While the argument as a whole is deferential to scripture's authority, there is very little primary engagement. Partly this is due to space limitations. However, this is also a consequence of the mode of argumentation, which favours philosophical clarification of received views, concern for minimum conditions for success and a focus on internal coherence. The cost is not just that the reader is distanced from scripture's own idiom, but that the content of the gospel is disadvantaged. For example, the ‘corruption only’ view of original sin is partly defined this way: ‘a person born with this defect will normally inevitably commit actual sin on at least one occasion provided that person lives long enough’ (p. 163). True enough. And the argument is eminently clear. However, this is quite far from the Apostle Paul's own desperate cry, ‘Who will save me from this body of death?’ (Rom. 7:24). If scripture is indeed the norma normans of theological reasoning, the arguments within the book will be most instructive for readers already well-versed in how scripture speaks.

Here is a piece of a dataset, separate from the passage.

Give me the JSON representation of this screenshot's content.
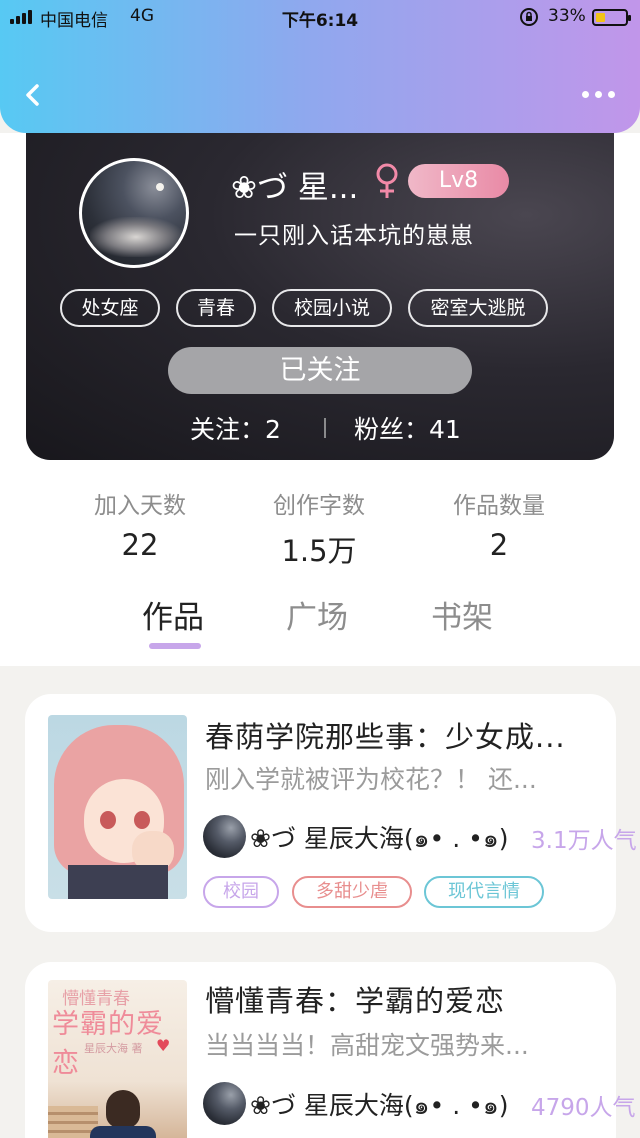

A second concern is the limited consideration given the relationship between blood, death and forgiveness. This too is an exegetical matter. It is also a large-scale theological question about the way in which God deals with and accompanies his people throughout covenant history. Early in the book, expiation and the scapegoat are identified among those biblical themes for which exemplarism cannot account. Unfortunately, these themes are never returned to and integrated into Crisp's own proposal. Why exactly is Jesus’ death to be included as part of his vicarious penitence, as Crisp writes, and how does it serve expiation in any biblical sense, unless Jesus’ death was at heart an act of bearing the penal consequences of the fall? As Crisp acknowledges, this is a difficult teaching. Among other things, however, it would help explain why the sacraments – which facilitate union within the church – are so deeply permeated by language of dying and rising.
All that to say, this is a tremendously stimulating book. It is finely tuned, and a model of balance, cogency and mature judgement. Crisp leans hard into both the aseity of the triune God and a supralapsarian Christology that recognises theosis not as a substantial sharing in the divine life but as the dramatic end of all God's perfecting works. Most important, it is a book that reminds us that pursuit of the truth is more important than drawing parochial boundary lines or producing something novel.